Large penalties proposed for disruptive protests
South Australia will ramp up fines and introduce possible jail time for disruptive protesters who potentially risk public safety.
Responding to climate change action in Adelaide this week, the state government has rushed into parliament legislation increasing the maximum fines for public obstruction from $750 to $50,000 or a three-month prison sentence.
The bill has the support of the Liberal opposition, which proposed similar changes, ensuring its swift passage.
Premier Peter Malinauskas told parliament there were few things more important than the freedom of association and the ability to protest peacefully.
"It is an essential formulation to the way we govern ourselves. It's an essential component of the functioning of our democracy," he said.
"But that is a very different thing to someone or a group of people who conduct themselves in such a way that puts other people's safety at risk."
The government's move came after three days of protests by members of Extinction Rebellion, including the action of a 69-year-old woman on Wednesday who abseiled over a city bridge and disrupted peak-hour traffic for about 90 minutes.
The group said her action was to give a "life or death message" to delegates attending the nearby Australian Petroleum Production and Exploration Association conference at the Adelaide Convention Centre.
Opposition Leader David Speirs said it proved costly for businesses and there were reports people had been delayed attending appointments at the nearby Royal Adelaide Hospital.
"These types of protests are getting out of control and we are sick and tired of seeing groups and individuals receive nothing more than a slap on the wrist," he said.
"We believe in every South Australian's right to protest, but in a peaceful way that is respectful of those who chose to go about their daily lives.
"What we saw yesterday from Extinction Rebellion was outrageous and unacceptable."
Greens MP Robert Simms said such legislation to curtail the right to protest was "chilling".
"Draconian anti-protest laws were rushed through state parliament in NSW. It's very alarming to hear that South Australia may be next," he said.

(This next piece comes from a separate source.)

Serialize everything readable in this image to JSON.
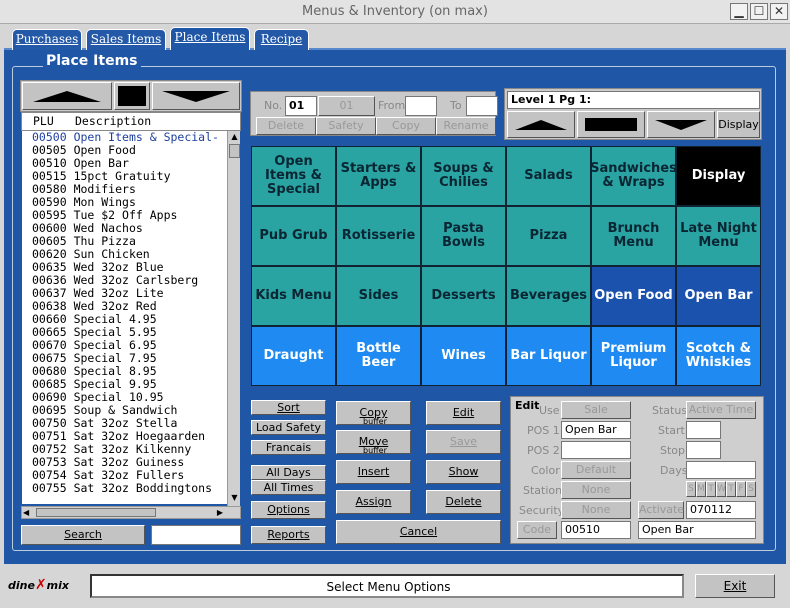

"The right to peaceful protest and civil disobedience are fundamental to our democracy."
In Thursday's protest, activists targeted the Santos headquarters in Adelaide, allegedly throwing paint on the building, with four people arrested.
A 68-year-old Victorian woman and a 49-year-old NSW woman were charged with property damage and marking graffiti, a 50-year-old Victorian man with property damage, and a 66-year-old Adelaide man with disorderly behaviour and property damage.
Acting Superintendent Paul Sinor said police had maintained a professional and patient approach to the protest action this week but blatant disturbance to the public peace and property damage would not be tolerated.